"Then you must feel, my dear child, that you owe me your entire confidence. Madame de Beaumesnil had no more devoted friend than myself,—and it was upon the strength of this friendship of more than thirty years' standing, that she felt she could rely upon me sufficiently to entrust me with a sacred mission."

"Can he mean that my mother confided the secret of my birth to him?" thought Herminie.

The marquis, noticing Herminie's increasing agitation, and confident that he had at last found Madame de Beaumesnil's illegitimate daughter, continued:

"The letter you wrote for Madame de Beaumesnil requested me to come to her even at that late hour of the night. You remember this fact, do you not?"

"Yes, monsieur."

"I obeyed the summons as soon as I received it. The countess felt that her end was fast approaching," continued the hunchback, in a voice that trembled with suppressed emotion. "After commending her daughter Ernestine to my care, Madame de Beaumesnil implored me to—to do her a last service. She entreated me to—to divide my care and interest between her daughter and—and another young girl no less dear to her—"

"He knows all," Herminie said to herself, with a sinking heart. "My poor mother's sin is no secret to him."

"This other young girl," continued the hunchback, more and more overcome, "was an angel, the countess told me.
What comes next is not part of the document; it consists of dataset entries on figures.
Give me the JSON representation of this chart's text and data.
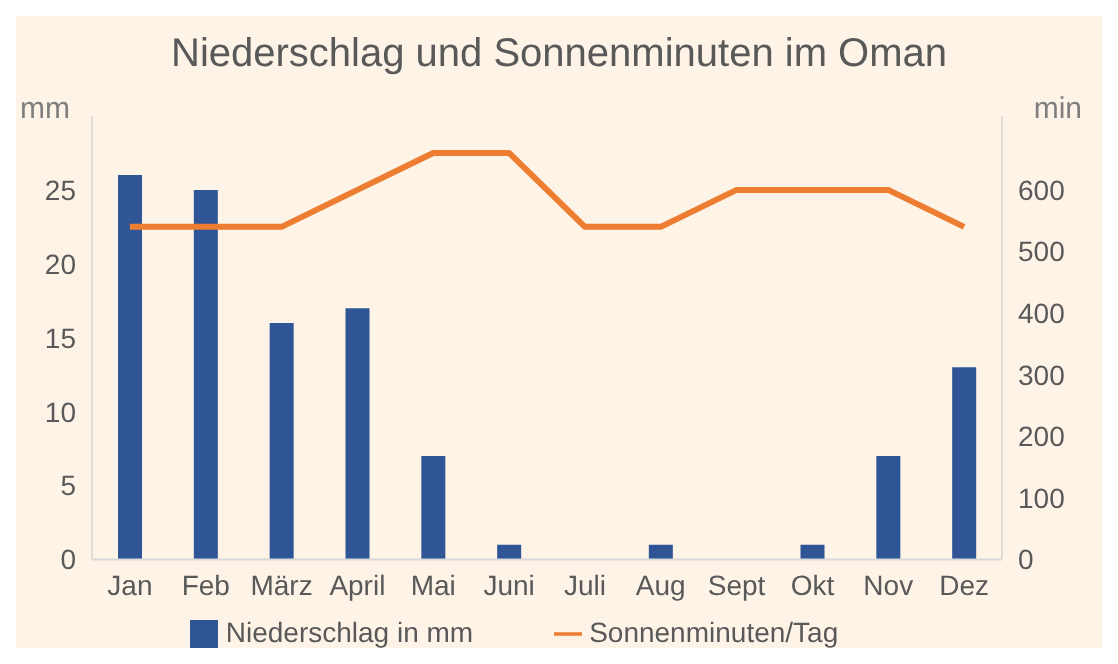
{
  "chart_data": {
    "type": "bar",
    "title": "Niederschlag und Sonnenminuten im  Oman",
    "ylabel": "mm",
    "y2label": "min",
    "categories": [
      "Jan",
      "Feb",
      "März",
      "April",
      "Mai",
      "Juni",
      "Juli",
      "Aug",
      "Sept",
      "Okt",
      "Nov",
      "Dez"
    ],
    "series": [
      {
        "name": "Niederschlag in mm",
        "color": "#2f5597",
        "values": [
          26,
          25,
          16,
          17,
          7,
          1,
          0,
          1,
          0,
          1,
          7,
          13
        ]
      },
      {
        "name": "Sonnenminuten/Tag",
        "type": "line",
        "axis": "y2",
        "color": "#ed7d31",
        "values": [
          540,
          540,
          540,
          600,
          660,
          660,
          540,
          540,
          600,
          600,
          600,
          540
        ]
      }
    ],
    "ylim": [
      0,
      30
    ],
    "yticks": [
      0,
      5,
      10,
      15,
      20,
      25
    ],
    "y2lim": [
      0,
      720
    ],
    "y2ticks": [
      0,
      100,
      200,
      300,
      400,
      500,
      600
    ],
    "legend": "bottom",
    "marker": "none",
    "line_style": "solid"
  }
}
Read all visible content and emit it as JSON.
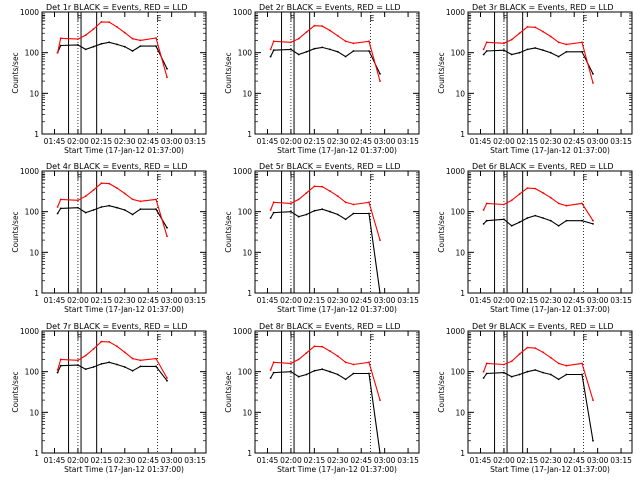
{
  "chart_data": [
    {
      "type": "line",
      "title": "Det 1r BLACK = Events, RED = LLD",
      "xlabel": "Start Time (17-Jan-12 01:37:00)",
      "ylabel": "Counts/sec",
      "yscale": "log",
      "ylim": [
        1,
        1000
      ],
      "xlim_minutes": [
        0,
        105
      ],
      "x_tick_labels": [
        "01:45",
        "02:00",
        "02:15",
        "02:30",
        "02:45",
        "03:00",
        "03:15"
      ],
      "y_tick_labels": [
        "1",
        "10",
        "100",
        "1000"
      ],
      "markers": [
        {
          "label": "E",
          "time": "01:37"
        },
        {
          "label": "F",
          "time": "02:00"
        },
        {
          "label": "E",
          "time": "02:51"
        }
      ],
      "series": [
        {
          "name": "Events",
          "color": "#000000",
          "x": [
            "01:47",
            "01:49",
            "02:00",
            "02:05",
            "02:10",
            "02:15",
            "02:20",
            "02:25",
            "02:30",
            "02:35",
            "02:40",
            "02:50",
            "02:57"
          ],
          "values": [
            100,
            150,
            155,
            120,
            140,
            165,
            180,
            160,
            140,
            110,
            145,
            145,
            40
          ]
        },
        {
          "name": "LLD",
          "color": "#ff0000",
          "x": [
            "01:47",
            "01:49",
            "02:00",
            "02:05",
            "02:10",
            "02:15",
            "02:20",
            "02:25",
            "02:30",
            "02:35",
            "02:40",
            "02:50",
            "02:57"
          ],
          "values": [
            100,
            225,
            215,
            270,
            380,
            570,
            560,
            430,
            310,
            220,
            200,
            230,
            25
          ]
        }
      ]
    },
    {
      "type": "line",
      "title": "Det 2r BLACK = Events, RED = LLD",
      "xlabel": "Start Time (17-Jan-12 01:37:00)",
      "ylabel": "Counts/sec",
      "yscale": "log",
      "ylim": [
        1,
        1000
      ],
      "xlim_minutes": [
        0,
        105
      ],
      "x_tick_labels": [
        "01:45",
        "02:00",
        "02:15",
        "02:30",
        "02:45",
        "03:00",
        "03:15"
      ],
      "y_tick_labels": [
        "1",
        "10",
        "100",
        "1000"
      ],
      "markers": [
        {
          "label": "E",
          "time": "01:37"
        },
        {
          "label": "F",
          "time": "02:00"
        },
        {
          "label": "E",
          "time": "02:51"
        }
      ],
      "series": [
        {
          "name": "Events",
          "color": "#000000",
          "x": [
            "01:47",
            "01:49",
            "02:00",
            "02:05",
            "02:10",
            "02:15",
            "02:20",
            "02:25",
            "02:30",
            "02:35",
            "02:40",
            "02:50",
            "02:57"
          ],
          "values": [
            80,
            115,
            120,
            90,
            105,
            125,
            135,
            120,
            105,
            80,
            110,
            110,
            30
          ]
        },
        {
          "name": "LLD",
          "color": "#ff0000",
          "x": [
            "01:47",
            "01:49",
            "02:00",
            "02:05",
            "02:10",
            "02:15",
            "02:20",
            "02:25",
            "02:30",
            "02:35",
            "02:40",
            "02:50",
            "02:57"
          ],
          "values": [
            120,
            190,
            180,
            220,
            320,
            460,
            450,
            350,
            260,
            190,
            170,
            190,
            20
          ]
        }
      ]
    },
    {
      "type": "line",
      "title": "Det 3r BLACK = Events, RED = LLD",
      "xlabel": "Start Time (17-Jan-12 01:37:00)",
      "ylabel": "Counts/sec",
      "yscale": "log",
      "ylim": [
        1,
        1000
      ],
      "xlim_minutes": [
        0,
        105
      ],
      "x_tick_labels": [
        "01:45",
        "02:00",
        "02:15",
        "02:30",
        "02:45",
        "03:00",
        "03:15"
      ],
      "y_tick_labels": [
        "1",
        "10",
        "100",
        "1000"
      ],
      "markers": [
        {
          "label": "E",
          "time": "01:37"
        },
        {
          "label": "F",
          "time": "02:00"
        },
        {
          "label": "E",
          "time": "02:51"
        }
      ],
      "series": [
        {
          "name": "Events",
          "color": "#000000",
          "x": [
            "01:47",
            "01:49",
            "02:00",
            "02:05",
            "02:10",
            "02:15",
            "02:20",
            "02:25",
            "02:30",
            "02:35",
            "02:40",
            "02:50",
            "02:57"
          ],
          "values": [
            90,
            110,
            115,
            90,
            100,
            120,
            130,
            115,
            100,
            80,
            105,
            105,
            30
          ]
        },
        {
          "name": "LLD",
          "color": "#ff0000",
          "x": [
            "01:47",
            "01:49",
            "02:00",
            "02:05",
            "02:10",
            "02:15",
            "02:20",
            "02:25",
            "02:30",
            "02:35",
            "02:40",
            "02:50",
            "02:57"
          ],
          "values": [
            120,
            180,
            170,
            210,
            300,
            430,
            420,
            330,
            250,
            180,
            160,
            180,
            18
          ]
        }
      ]
    },
    {
      "type": "line",
      "title": "Det 4r BLACK = Events, RED = LLD",
      "xlabel": "Start Time (17-Jan-12 01:37:00)",
      "ylabel": "Counts/sec",
      "yscale": "log",
      "ylim": [
        1,
        1000
      ],
      "xlim_minutes": [
        0,
        105
      ],
      "x_tick_labels": [
        "01:45",
        "02:00",
        "02:15",
        "02:30",
        "02:45",
        "03:00",
        "03:15"
      ],
      "y_tick_labels": [
        "1",
        "10",
        "100",
        "1000"
      ],
      "markers": [
        {
          "label": "E",
          "time": "01:37"
        },
        {
          "label": "F",
          "time": "02:00"
        },
        {
          "label": "E",
          "time": "02:51"
        }
      ],
      "series": [
        {
          "name": "Events",
          "color": "#000000",
          "x": [
            "01:47",
            "01:49",
            "02:00",
            "02:05",
            "02:10",
            "02:15",
            "02:20",
            "02:25",
            "02:30",
            "02:35",
            "02:40",
            "02:50",
            "02:57"
          ],
          "values": [
            90,
            120,
            125,
            95,
            110,
            130,
            140,
            125,
            110,
            85,
            115,
            115,
            40
          ]
        },
        {
          "name": "LLD",
          "color": "#ff0000",
          "x": [
            "01:47",
            "01:49",
            "02:00",
            "02:05",
            "02:10",
            "02:15",
            "02:20",
            "02:25",
            "02:30",
            "02:35",
            "02:40",
            "02:50",
            "02:57"
          ],
          "values": [
            130,
            200,
            190,
            240,
            340,
            500,
            490,
            380,
            280,
            200,
            180,
            200,
            25
          ]
        }
      ]
    },
    {
      "type": "line",
      "title": "Det 5r BLACK = Events, RED = LLD",
      "xlabel": "Start Time (17-Jan-12 01:37:00)",
      "ylabel": "Counts/sec",
      "yscale": "log",
      "ylim": [
        1,
        1000
      ],
      "xlim_minutes": [
        0,
        105
      ],
      "x_tick_labels": [
        "01:45",
        "02:00",
        "02:15",
        "02:30",
        "02:45",
        "03:00",
        "03:15"
      ],
      "y_tick_labels": [
        "1",
        "10",
        "100",
        "1000"
      ],
      "markers": [
        {
          "label": "E",
          "time": "01:37"
        },
        {
          "label": "F",
          "time": "02:00"
        },
        {
          "label": "E",
          "time": "02:51"
        }
      ],
      "series": [
        {
          "name": "Events",
          "color": "#000000",
          "x": [
            "01:47",
            "01:49",
            "02:00",
            "02:05",
            "02:10",
            "02:15",
            "02:20",
            "02:25",
            "02:30",
            "02:35",
            "02:40",
            "02:50",
            "02:57"
          ],
          "values": [
            70,
            95,
            100,
            75,
            85,
            105,
            115,
            100,
            85,
            65,
            90,
            90,
            1
          ]
        },
        {
          "name": "LLD",
          "color": "#ff0000",
          "x": [
            "01:47",
            "01:49",
            "02:00",
            "02:05",
            "02:10",
            "02:15",
            "02:20",
            "02:25",
            "02:30",
            "02:35",
            "02:40",
            "02:50",
            "02:57"
          ],
          "values": [
            110,
            170,
            160,
            200,
            290,
            420,
            410,
            320,
            240,
            170,
            150,
            170,
            20
          ]
        }
      ]
    },
    {
      "type": "line",
      "title": "Det 6r BLACK = Events, RED = LLD",
      "xlabel": "Start Time (17-Jan-12 01:37:00)",
      "ylabel": "Counts/sec",
      "yscale": "log",
      "ylim": [
        1,
        1000
      ],
      "xlim_minutes": [
        0,
        105
      ],
      "x_tick_labels": [
        "01:45",
        "02:00",
        "02:15",
        "02:30",
        "02:45",
        "03:00",
        "03:15"
      ],
      "y_tick_labels": [
        "1",
        "10",
        "100",
        "1000"
      ],
      "markers": [
        {
          "label": "E",
          "time": "01:37"
        },
        {
          "label": "F",
          "time": "02:00"
        },
        {
          "label": "E",
          "time": "02:51"
        }
      ],
      "series": [
        {
          "name": "Events",
          "color": "#000000",
          "x": [
            "01:47",
            "01:49",
            "02:00",
            "02:05",
            "02:10",
            "02:15",
            "02:20",
            "02:25",
            "02:30",
            "02:35",
            "02:40",
            "02:50",
            "02:57"
          ],
          "values": [
            50,
            60,
            65,
            45,
            55,
            70,
            80,
            70,
            60,
            45,
            60,
            60,
            50
          ]
        },
        {
          "name": "LLD",
          "color": "#ff0000",
          "x": [
            "01:47",
            "01:49",
            "02:00",
            "02:05",
            "02:10",
            "02:15",
            "02:20",
            "02:25",
            "02:30",
            "02:35",
            "02:40",
            "02:50",
            "02:57"
          ],
          "values": [
            110,
            160,
            150,
            190,
            270,
            380,
            370,
            290,
            220,
            160,
            140,
            160,
            60
          ]
        }
      ]
    },
    {
      "type": "line",
      "title": "Det 7r BLACK = Events, RED = LLD",
      "xlabel": "Start Time (17-Jan-12 01:37:00)",
      "ylabel": "Counts/sec",
      "yscale": "log",
      "ylim": [
        1,
        1000
      ],
      "xlim_minutes": [
        0,
        105
      ],
      "x_tick_labels": [
        "01:45",
        "02:00",
        "02:15",
        "02:30",
        "02:45",
        "03:00",
        "03:15"
      ],
      "y_tick_labels": [
        "1",
        "10",
        "100",
        "1000"
      ],
      "markers": [
        {
          "label": "E",
          "time": "01:37"
        },
        {
          "label": "F",
          "time": "02:00"
        },
        {
          "label": "E",
          "time": "02:51"
        }
      ],
      "series": [
        {
          "name": "Events",
          "color": "#000000",
          "x": [
            "01:47",
            "01:49",
            "02:00",
            "02:05",
            "02:10",
            "02:15",
            "02:20",
            "02:25",
            "02:30",
            "02:35",
            "02:40",
            "02:50",
            "02:57"
          ],
          "values": [
            95,
            140,
            145,
            115,
            130,
            155,
            170,
            150,
            130,
            105,
            135,
            135,
            60
          ]
        },
        {
          "name": "LLD",
          "color": "#ff0000",
          "x": [
            "01:47",
            "01:49",
            "02:00",
            "02:05",
            "02:10",
            "02:15",
            "02:20",
            "02:25",
            "02:30",
            "02:35",
            "02:40",
            "02:50",
            "02:57"
          ],
          "values": [
            110,
            200,
            190,
            250,
            360,
            550,
            540,
            420,
            300,
            210,
            190,
            210,
            70
          ]
        }
      ]
    },
    {
      "type": "line",
      "title": "Det 8r BLACK = Events, RED = LLD",
      "xlabel": "Start Time (17-Jan-12 01:37:00)",
      "ylabel": "Counts/sec",
      "yscale": "log",
      "ylim": [
        1,
        1000
      ],
      "xlim_minutes": [
        0,
        105
      ],
      "x_tick_labels": [
        "01:45",
        "02:00",
        "02:15",
        "02:30",
        "02:45",
        "03:00",
        "03:15"
      ],
      "y_tick_labels": [
        "1",
        "10",
        "100",
        "1000"
      ],
      "markers": [
        {
          "label": "E",
          "time": "01:37"
        },
        {
          "label": "F",
          "time": "02:00"
        },
        {
          "label": "E",
          "time": "02:51"
        }
      ],
      "series": [
        {
          "name": "Events",
          "color": "#000000",
          "x": [
            "01:47",
            "01:49",
            "02:00",
            "02:05",
            "02:10",
            "02:15",
            "02:20",
            "02:25",
            "02:30",
            "02:35",
            "02:40",
            "02:50",
            "02:57"
          ],
          "values": [
            70,
            95,
            100,
            75,
            85,
            105,
            115,
            100,
            85,
            65,
            90,
            90,
            1
          ]
        },
        {
          "name": "LLD",
          "color": "#ff0000",
          "x": [
            "01:47",
            "01:49",
            "02:00",
            "02:05",
            "02:10",
            "02:15",
            "02:20",
            "02:25",
            "02:30",
            "02:35",
            "02:40",
            "02:50",
            "02:57"
          ],
          "values": [
            110,
            170,
            160,
            200,
            290,
            420,
            410,
            320,
            240,
            170,
            150,
            170,
            20
          ]
        }
      ]
    },
    {
      "type": "line",
      "title": "Det 9r BLACK = Events, RED = LLD",
      "xlabel": "Start Time (17-Jan-12 01:37:00)",
      "ylabel": "Counts/sec",
      "yscale": "log",
      "ylim": [
        1,
        1000
      ],
      "xlim_minutes": [
        0,
        105
      ],
      "x_tick_labels": [
        "01:45",
        "02:00",
        "02:15",
        "02:30",
        "02:45",
        "03:00",
        "03:15"
      ],
      "y_tick_labels": [
        "1",
        "10",
        "100",
        "1000"
      ],
      "markers": [
        {
          "label": "E",
          "time": "01:37"
        },
        {
          "label": "F",
          "time": "02:00"
        },
        {
          "label": "E",
          "time": "02:51"
        }
      ],
      "series": [
        {
          "name": "Events",
          "color": "#000000",
          "x": [
            "01:47",
            "01:49",
            "02:00",
            "02:05",
            "02:10",
            "02:15",
            "02:20",
            "02:25",
            "02:30",
            "02:35",
            "02:40",
            "02:50",
            "02:57"
          ],
          "values": [
            70,
            90,
            95,
            75,
            85,
            100,
            110,
            95,
            85,
            65,
            85,
            85,
            2
          ]
        },
        {
          "name": "LLD",
          "color": "#ff0000",
          "x": [
            "01:47",
            "01:49",
            "02:00",
            "02:05",
            "02:10",
            "02:15",
            "02:20",
            "02:25",
            "02:30",
            "02:35",
            "02:40",
            "02:50",
            "02:57"
          ],
          "values": [
            100,
            160,
            150,
            180,
            270,
            390,
            380,
            300,
            220,
            160,
            140,
            160,
            20
          ]
        }
      ]
    }
  ]
}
Yes, those were her very words,—an angel of virtue and courage, a brave and noble-hearted girl," added the marquis, his eyes wet with tears. "A poor, lonely orphan, who, though destitute alike of friends and resources, had struggled bravely on against a most adverse fate. Ah, if you could have heard the accents of despairing tenderness in which that most unhappy woman and unfortunate mother spoke of that young girl; for I divined—though she made no such admission, deterred, doubtless, by the shame of such an avowal—that only a mother could speak thus and suffer thus on thinking of her daughter's fate. No, no, it was not a stranger that the countess commended to my care with so much earnestness on her death-bed."

The marquis, overcome by emotion, paused an instant and wiped his tear-dimmed eyes.

"Oh, my mother," Herminie said to herself, making a brave effort at self-control, "then your last thoughts were indeed of your unhappy daughter!"